Living life fully each day without worrying about the other shoe dropping helps all of us to become Stoic, and when that shoe drops, we will not be overwhelmed but will have the mental preparedness to deal with the consequences dispassionately and with a pinch of fatalism.
There are life altering and game-changing events. These create a lot of anxiety as to what is in store. As a young lawyer practising in Mysore, I had to give up practice and take up a full-time job in Mumbai. This paradigm shift created a lot of anxiety in my mind as I had to not only contend with giving up law practice but also get used to the hustle-and-bustle of Mumbai life. I was unsure of myself and the decision that I took. A part of me wanted to rush back to Mysore and resume law practice, fearing when the shoe would drop and what it would do to me. The other part of me chided me and asked me to have confidence in myself and in my ability to tide over the nervous apprehension - which I did, and the rest is history.

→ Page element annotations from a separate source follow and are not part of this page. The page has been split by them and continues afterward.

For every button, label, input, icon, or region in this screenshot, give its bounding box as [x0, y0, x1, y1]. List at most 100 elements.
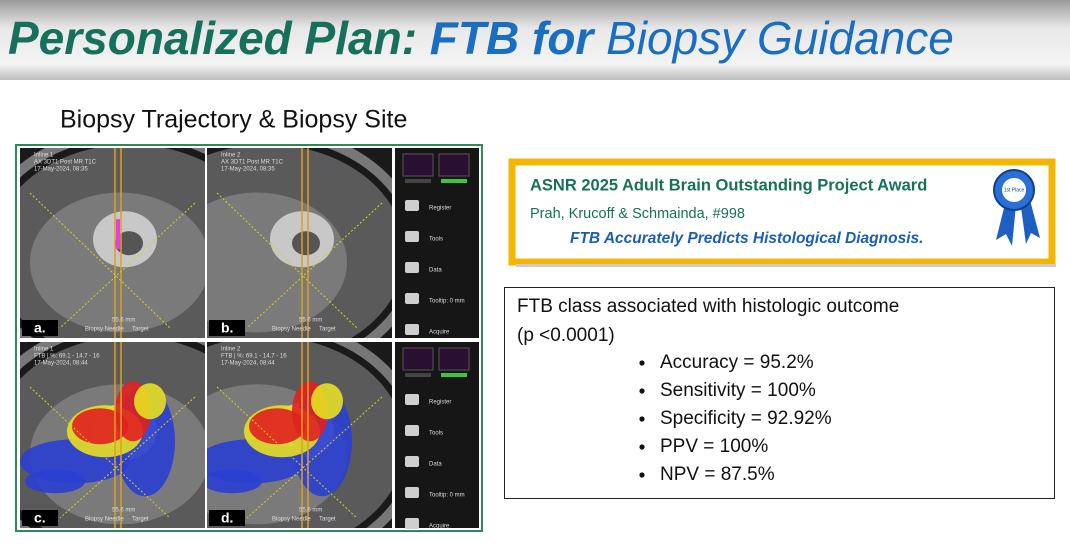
award-authors: Prah, Krucoff & Schmainda, #998 [530, 206, 745, 222]
distance-label: 55.6 mm [112, 318, 135, 324]
tool-label: Tools [429, 431, 443, 437]
bullet [639, 360, 645, 366]
status [405, 179, 431, 183]
mri-panel: Inline 1AX 3DT1 Post MR T1C17-May-2024, … [20, 148, 205, 338]
target-label: Target [132, 517, 149, 523]
viewport-label: Inline 2 [221, 153, 241, 159]
award-box [508, 158, 1056, 266]
ftb-region [25, 469, 85, 494]
figure-caption: Biopsy Trajectory & Biopsy Site [60, 106, 407, 134]
tool-label: Data [429, 268, 442, 274]
bullet [639, 388, 645, 394]
series-label: FTB | %: 69.1 - 14.7 - 16 [221, 354, 287, 360]
tool-icon [405, 293, 419, 304]
label-bg [22, 510, 58, 526]
ftb-region [72, 408, 128, 445]
distance-label: 55.6 mm [299, 508, 322, 514]
panel-label: d. [221, 510, 233, 526]
toolbar: Register Tools Data Tooltip: 0 mm Acquire [395, 148, 479, 338]
results-box [504, 287, 1055, 499]
thumb [402, 347, 434, 371]
metric: Specificity = 92.92% [660, 408, 832, 429]
status [441, 373, 467, 377]
tool-label: Register [429, 400, 451, 406]
tool-label: Data [429, 462, 442, 468]
date-label: 17-May-2024, 08:35 [34, 167, 88, 173]
tool-icon [405, 456, 419, 467]
tool-label: Register [429, 206, 451, 212]
tool-label: Acquire [429, 524, 450, 530]
ftb-region [207, 469, 262, 494]
date-label: 17-May-2024, 08:44 [34, 361, 88, 367]
needle-label: Biopsy Needle [272, 517, 311, 523]
tool-label: Acquire [429, 330, 450, 336]
tool-icon [405, 425, 419, 436]
title-part: FTB for [430, 12, 596, 64]
tool-label: Tooltip: 0 mm [429, 299, 465, 305]
ribbon: 1st Place [993, 169, 1040, 246]
bullet [639, 416, 645, 422]
lesion-core [292, 231, 320, 256]
bullet [639, 472, 645, 478]
label-bg [209, 510, 245, 526]
viewport-label: Inline 1 [34, 347, 54, 353]
tool-icon [405, 394, 419, 405]
tool-icon [405, 324, 419, 335]
p-value: (p <0.0001) [517, 325, 615, 346]
target-segment [116, 219, 120, 250]
header-band [0, 0, 1070, 80]
metrics-list: Accuracy = 95.2% Sensitivity = 100% Specif… [639, 352, 832, 485]
title-part: Personalized Plan: [8, 12, 417, 64]
needle-label: Biopsy Needle [85, 327, 124, 333]
date-label: 17-May-2024, 08:44 [221, 361, 275, 367]
thumb [402, 153, 434, 177]
tool-icon [405, 231, 419, 242]
tool-icon [405, 518, 419, 529]
distance-label: 55.6 mm [112, 508, 135, 514]
tool-icon [405, 200, 419, 211]
lesion-core [115, 231, 143, 256]
trajectory [29, 192, 171, 329]
award-shadow [516, 264, 1056, 267]
thumb [438, 347, 470, 371]
tool-icon [405, 487, 419, 498]
panel-label: a. [34, 320, 46, 336]
thumb [438, 153, 470, 177]
target-label: Target [132, 327, 149, 333]
viewport-label: Inline 2 [221, 347, 241, 353]
ftb-region [311, 383, 343, 420]
bullet [639, 444, 645, 450]
results-heading: FTB class associated with histologic out… [517, 296, 899, 317]
panel-label: b. [221, 320, 233, 336]
needle-label: Biopsy Needle [85, 517, 124, 523]
tool-label: Tools [429, 237, 443, 243]
viewport-label: Inline 1 [34, 153, 54, 159]
tool-label: Tooltip: 0 mm [429, 493, 465, 499]
metric: Accuracy = 95.2% [660, 352, 814, 373]
mri-panel: Inline 2AX 3DT1 Post MR T1C17-May-2024, … [207, 148, 392, 338]
trajectory [59, 202, 196, 329]
ftb-region [249, 408, 305, 445]
metric: NPV = 87.5% [660, 464, 775, 485]
series-label: AX 3DT1 Post MR T1C [221, 160, 284, 166]
metric: Sensitivity = 100% [660, 380, 816, 401]
award-finding: FTB Accurately Predicts Histological Dia… [570, 230, 923, 247]
image-panels: Inline 1AX 3DT1 Post MR T1C17-May-2024, … [20, 148, 479, 530]
tool-icon [405, 262, 419, 273]
date-label: 17-May-2024, 08:35 [221, 167, 275, 173]
title: Personalized Plan: FTB for Biopsy Guidan… [8, 12, 954, 64]
target-label: Target [319, 517, 336, 523]
metric: PPV = 100% [660, 436, 768, 457]
panel-label: c. [34, 510, 46, 526]
distance-label: 55.6 mm [299, 318, 322, 324]
status [441, 179, 467, 183]
label-bg [22, 320, 58, 336]
award-title: ASNR 2025 Adult Brain Outstanding Projec… [530, 176, 927, 194]
toolbar: Register Tools Data Tooltip: 0 mm Acquire [395, 342, 479, 530]
ftb-region [134, 383, 166, 420]
status [405, 373, 431, 377]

Dear Readers, to understand what ways you might deal with the situation when the shoe drops, please go back in time and ask yourself - How many times have I encountered dropped shoes? How did I deal with them? Has that given me the courage and conviction I can handle dropped shoes?
Regardless of the number of dropped shoes that you may have handled, you have to reconcile to the fact that there will be many more such dropped shoes. Your experience of dealing with them should make you shed apprehensions and reconcile to the fact that the shoe will drop some time or the other and brace yourself to deal with it.
Let me end this on a lighter vein. Oh! This may be the other shoe that you were fearing!
What kind of shoes do bakers wear?
Loafers!
A couple having the same shoe size are sole mates.
Quote attributed to Marilyn Monroe:
“If I ever let my head down, it will be to admire my shoes.”
See you next week, friends. Until then, take good care of yourself and be safe. Ciao.
Quite hilarious Prabha. Thanks for sharing this unique experience.
I specifically remember the part of Americans being so irked about sound that they would be the first to complain if our kids ( in my case, grandkids) were to run around the house, particularly as most houses and smaller apartments ( in the US) had wooden floors. I still do ask my grandkids not to run around in India and make noise (though most if not all floors here are of concrete) that I fear the midnight knock from the folks downstairs as the impending and inevitable event and that could follow. I had not heard of this idiom before, so thanks for adding to my weak knowledge.
I liked the part about the other shoes that your readers could be fearing about. Good one there. Reading your mention of the quote of Marilyn Monroe on looking down to admire her shoes. I could not help but remember an old friend of mine, who had this nerve against meeting others. He once told me to invest heavily in a good pair of shoe, - in the hope that others would be so taken up by the shoe that they may forget to look up and see your face.